Это поразительное слияние Достоевскому действительно, кажется, удается. Именно это придает ему интимную силу, которая отличает каждую его историю от всего остального, что вы когда-либо читали. Опять же, он контрастирует с классическими романистами. Ибо они совершенно очевидно находятся вне своих сюжетов. Вы никогда не забываете об авторе, рассказывающем историю. У него всегда вид распорядителя, разворачивающего драму перед вашими глазами.
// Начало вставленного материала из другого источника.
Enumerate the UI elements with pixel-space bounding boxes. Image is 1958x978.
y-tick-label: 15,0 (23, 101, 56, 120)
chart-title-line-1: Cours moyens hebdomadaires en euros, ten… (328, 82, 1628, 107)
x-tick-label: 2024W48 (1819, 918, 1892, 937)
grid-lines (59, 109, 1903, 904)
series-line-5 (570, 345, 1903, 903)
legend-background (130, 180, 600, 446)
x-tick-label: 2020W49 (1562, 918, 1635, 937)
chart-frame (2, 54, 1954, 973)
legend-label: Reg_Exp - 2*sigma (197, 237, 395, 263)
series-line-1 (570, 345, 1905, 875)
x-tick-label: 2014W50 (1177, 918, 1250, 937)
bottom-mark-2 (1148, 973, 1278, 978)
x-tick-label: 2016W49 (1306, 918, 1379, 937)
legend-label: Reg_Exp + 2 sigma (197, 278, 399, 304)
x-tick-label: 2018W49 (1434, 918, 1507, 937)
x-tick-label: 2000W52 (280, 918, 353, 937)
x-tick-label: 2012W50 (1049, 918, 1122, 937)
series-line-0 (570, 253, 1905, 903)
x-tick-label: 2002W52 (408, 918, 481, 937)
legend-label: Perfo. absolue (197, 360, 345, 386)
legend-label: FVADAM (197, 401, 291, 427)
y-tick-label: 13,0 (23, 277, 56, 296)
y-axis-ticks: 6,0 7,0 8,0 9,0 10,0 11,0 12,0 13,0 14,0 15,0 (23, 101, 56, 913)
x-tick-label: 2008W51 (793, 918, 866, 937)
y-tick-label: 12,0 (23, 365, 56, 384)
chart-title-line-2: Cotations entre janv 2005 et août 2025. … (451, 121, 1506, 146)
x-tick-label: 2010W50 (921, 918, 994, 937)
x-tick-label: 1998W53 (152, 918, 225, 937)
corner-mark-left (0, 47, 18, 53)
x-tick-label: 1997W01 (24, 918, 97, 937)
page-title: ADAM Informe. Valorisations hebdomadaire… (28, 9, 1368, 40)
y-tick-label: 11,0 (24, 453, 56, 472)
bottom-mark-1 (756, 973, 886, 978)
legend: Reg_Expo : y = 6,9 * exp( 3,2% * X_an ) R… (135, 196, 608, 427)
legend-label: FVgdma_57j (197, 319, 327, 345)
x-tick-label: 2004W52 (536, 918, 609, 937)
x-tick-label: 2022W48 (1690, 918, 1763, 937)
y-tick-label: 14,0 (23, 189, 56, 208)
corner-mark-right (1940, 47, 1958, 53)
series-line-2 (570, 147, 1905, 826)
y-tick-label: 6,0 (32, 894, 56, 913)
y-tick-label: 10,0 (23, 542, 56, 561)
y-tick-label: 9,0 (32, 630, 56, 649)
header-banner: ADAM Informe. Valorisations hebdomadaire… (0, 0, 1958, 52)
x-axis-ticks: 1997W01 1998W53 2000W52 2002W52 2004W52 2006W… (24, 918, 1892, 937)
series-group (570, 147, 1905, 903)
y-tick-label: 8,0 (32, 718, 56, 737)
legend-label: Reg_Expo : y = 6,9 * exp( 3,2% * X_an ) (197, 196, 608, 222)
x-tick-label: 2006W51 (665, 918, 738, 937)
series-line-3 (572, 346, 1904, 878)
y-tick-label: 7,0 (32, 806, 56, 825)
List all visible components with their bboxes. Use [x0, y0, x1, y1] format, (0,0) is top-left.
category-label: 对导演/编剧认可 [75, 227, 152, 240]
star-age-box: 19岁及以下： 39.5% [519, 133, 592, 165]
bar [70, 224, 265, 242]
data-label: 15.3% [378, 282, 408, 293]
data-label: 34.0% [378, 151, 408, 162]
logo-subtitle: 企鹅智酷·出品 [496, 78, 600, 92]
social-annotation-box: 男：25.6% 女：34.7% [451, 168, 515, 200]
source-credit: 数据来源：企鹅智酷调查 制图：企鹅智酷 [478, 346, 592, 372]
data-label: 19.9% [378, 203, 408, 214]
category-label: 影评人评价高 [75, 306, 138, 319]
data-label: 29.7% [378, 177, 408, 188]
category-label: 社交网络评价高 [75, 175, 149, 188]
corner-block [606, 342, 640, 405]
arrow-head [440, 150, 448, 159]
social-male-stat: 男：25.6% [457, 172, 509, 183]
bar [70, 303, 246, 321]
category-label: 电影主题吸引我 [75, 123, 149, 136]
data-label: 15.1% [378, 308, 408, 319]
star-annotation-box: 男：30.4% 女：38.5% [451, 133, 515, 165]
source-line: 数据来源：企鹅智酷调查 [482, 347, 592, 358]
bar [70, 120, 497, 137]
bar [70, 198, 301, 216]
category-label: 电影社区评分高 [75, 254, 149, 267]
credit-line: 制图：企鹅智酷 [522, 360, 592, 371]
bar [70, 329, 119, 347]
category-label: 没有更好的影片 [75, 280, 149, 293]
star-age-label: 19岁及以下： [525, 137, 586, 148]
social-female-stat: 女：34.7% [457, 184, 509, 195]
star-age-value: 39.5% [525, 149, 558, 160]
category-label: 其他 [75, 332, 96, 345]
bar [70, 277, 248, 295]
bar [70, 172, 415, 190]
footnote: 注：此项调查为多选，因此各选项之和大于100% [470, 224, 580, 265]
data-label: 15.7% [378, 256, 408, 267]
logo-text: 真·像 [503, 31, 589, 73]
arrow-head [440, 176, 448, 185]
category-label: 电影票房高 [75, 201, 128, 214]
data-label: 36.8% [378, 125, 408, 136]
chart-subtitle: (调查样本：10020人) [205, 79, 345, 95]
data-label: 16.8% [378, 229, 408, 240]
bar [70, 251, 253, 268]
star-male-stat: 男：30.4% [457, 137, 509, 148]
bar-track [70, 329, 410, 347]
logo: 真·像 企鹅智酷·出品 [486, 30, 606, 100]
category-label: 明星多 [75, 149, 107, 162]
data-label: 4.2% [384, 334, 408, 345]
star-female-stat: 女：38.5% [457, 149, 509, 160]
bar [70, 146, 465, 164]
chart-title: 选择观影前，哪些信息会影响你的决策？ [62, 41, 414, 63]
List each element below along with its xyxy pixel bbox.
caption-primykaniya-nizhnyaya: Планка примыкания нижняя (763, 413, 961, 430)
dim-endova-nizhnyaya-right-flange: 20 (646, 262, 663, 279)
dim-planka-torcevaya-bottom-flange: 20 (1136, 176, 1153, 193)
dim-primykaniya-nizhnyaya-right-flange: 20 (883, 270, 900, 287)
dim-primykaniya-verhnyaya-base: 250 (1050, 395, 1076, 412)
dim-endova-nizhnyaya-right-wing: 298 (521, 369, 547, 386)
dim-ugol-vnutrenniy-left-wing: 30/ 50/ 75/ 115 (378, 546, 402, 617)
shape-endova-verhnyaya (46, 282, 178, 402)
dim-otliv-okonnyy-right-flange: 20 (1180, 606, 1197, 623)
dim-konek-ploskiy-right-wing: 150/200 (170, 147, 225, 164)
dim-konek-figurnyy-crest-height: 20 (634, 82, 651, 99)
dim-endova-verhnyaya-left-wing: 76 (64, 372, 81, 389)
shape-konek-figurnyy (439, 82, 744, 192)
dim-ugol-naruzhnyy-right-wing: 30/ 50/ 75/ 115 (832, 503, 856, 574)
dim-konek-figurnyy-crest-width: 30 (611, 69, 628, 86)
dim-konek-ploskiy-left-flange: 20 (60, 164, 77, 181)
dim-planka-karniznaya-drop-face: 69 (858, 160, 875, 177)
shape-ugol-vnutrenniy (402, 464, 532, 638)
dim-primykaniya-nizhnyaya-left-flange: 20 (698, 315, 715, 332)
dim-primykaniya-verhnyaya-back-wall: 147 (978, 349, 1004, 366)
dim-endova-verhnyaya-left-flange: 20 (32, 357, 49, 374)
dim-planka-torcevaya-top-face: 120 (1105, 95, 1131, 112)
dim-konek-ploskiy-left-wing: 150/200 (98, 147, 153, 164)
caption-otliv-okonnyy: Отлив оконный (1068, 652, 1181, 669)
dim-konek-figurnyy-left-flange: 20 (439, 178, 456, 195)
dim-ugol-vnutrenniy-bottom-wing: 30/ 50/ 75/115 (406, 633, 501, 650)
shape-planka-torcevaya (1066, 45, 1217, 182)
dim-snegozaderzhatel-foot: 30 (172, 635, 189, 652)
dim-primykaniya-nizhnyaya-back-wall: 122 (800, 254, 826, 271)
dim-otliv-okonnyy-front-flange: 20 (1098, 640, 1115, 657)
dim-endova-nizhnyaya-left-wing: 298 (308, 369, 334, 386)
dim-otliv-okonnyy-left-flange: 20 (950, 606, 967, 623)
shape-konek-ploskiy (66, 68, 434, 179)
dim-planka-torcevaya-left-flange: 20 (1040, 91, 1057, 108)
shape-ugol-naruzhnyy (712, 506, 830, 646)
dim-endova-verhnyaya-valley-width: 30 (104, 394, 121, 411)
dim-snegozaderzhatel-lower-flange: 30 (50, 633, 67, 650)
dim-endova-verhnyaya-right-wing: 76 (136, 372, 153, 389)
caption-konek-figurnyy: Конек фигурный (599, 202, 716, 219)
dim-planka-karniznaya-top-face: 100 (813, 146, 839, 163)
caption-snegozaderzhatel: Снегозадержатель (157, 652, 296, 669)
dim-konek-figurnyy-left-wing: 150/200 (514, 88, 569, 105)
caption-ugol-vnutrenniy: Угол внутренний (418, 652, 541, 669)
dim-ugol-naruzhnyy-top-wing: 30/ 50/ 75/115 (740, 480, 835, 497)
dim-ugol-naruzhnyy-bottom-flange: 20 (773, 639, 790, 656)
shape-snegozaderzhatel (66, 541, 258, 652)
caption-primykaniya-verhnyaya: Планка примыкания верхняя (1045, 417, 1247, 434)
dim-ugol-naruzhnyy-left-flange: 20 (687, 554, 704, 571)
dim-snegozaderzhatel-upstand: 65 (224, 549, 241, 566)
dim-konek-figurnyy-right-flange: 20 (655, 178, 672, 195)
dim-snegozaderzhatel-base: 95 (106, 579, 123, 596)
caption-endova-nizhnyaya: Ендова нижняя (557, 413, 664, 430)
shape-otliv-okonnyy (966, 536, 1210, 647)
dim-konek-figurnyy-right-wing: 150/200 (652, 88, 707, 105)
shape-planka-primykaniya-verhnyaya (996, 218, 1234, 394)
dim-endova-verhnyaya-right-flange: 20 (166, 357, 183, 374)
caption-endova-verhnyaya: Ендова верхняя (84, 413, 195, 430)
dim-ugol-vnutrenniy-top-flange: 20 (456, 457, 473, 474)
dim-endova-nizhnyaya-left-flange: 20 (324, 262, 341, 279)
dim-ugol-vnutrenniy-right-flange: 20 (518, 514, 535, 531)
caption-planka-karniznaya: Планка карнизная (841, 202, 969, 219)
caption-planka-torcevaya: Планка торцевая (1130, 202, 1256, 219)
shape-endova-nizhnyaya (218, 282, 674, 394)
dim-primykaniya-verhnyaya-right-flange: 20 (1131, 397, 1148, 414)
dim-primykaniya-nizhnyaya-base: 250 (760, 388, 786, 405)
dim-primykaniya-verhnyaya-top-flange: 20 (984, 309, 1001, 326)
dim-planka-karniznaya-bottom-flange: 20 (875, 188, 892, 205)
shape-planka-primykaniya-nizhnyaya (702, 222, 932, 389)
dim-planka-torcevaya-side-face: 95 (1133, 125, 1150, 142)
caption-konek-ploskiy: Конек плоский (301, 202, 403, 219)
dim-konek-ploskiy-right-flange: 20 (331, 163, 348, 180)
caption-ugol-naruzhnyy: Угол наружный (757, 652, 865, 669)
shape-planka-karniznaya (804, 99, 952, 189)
Его персонажи могут быть бесконечно теплыми и человечными, но сам писатель каким-то образом не в них. «Грозовой перевал» — единственная английская история, которая приходит мне на ум, обладающая чем-то от яростной, поглощенной интенсивности Достоевского. В великом русском вы теряете всякое чувство распорядителя. Писатель сам является историей; он неразрывно в ней. В таких повествованиях, как «Двойник» или «Кроткая», имманентность не могла бы зайти дальше. История, кажется, рассказывает сама себя. Ее странная, захватывающая дух интимность настроения верно следует за каждым поворотом и причудой мысли и чувства. Ее темп — это как раз темп той внутренней жизни, которую мы знаем, с ее непрестанным бурением в тревожное будущее и следами неразрешенного прошлого. Эти истории следуют как раз той колеблющейся линии нашей сознательной жизни с ее депрессиями и удовлетворениями, ее стремлением всегда к чувству контроля, ее беспокойством. В романах Достоевского имманентен не только автор. Читатель также поглощен. После прочтения «Преступления и наказания» вы сами становитесь убийцей. Днями запах вины преследует вас. Феерия «Двойника» преследует вас, как яркий сон наяву.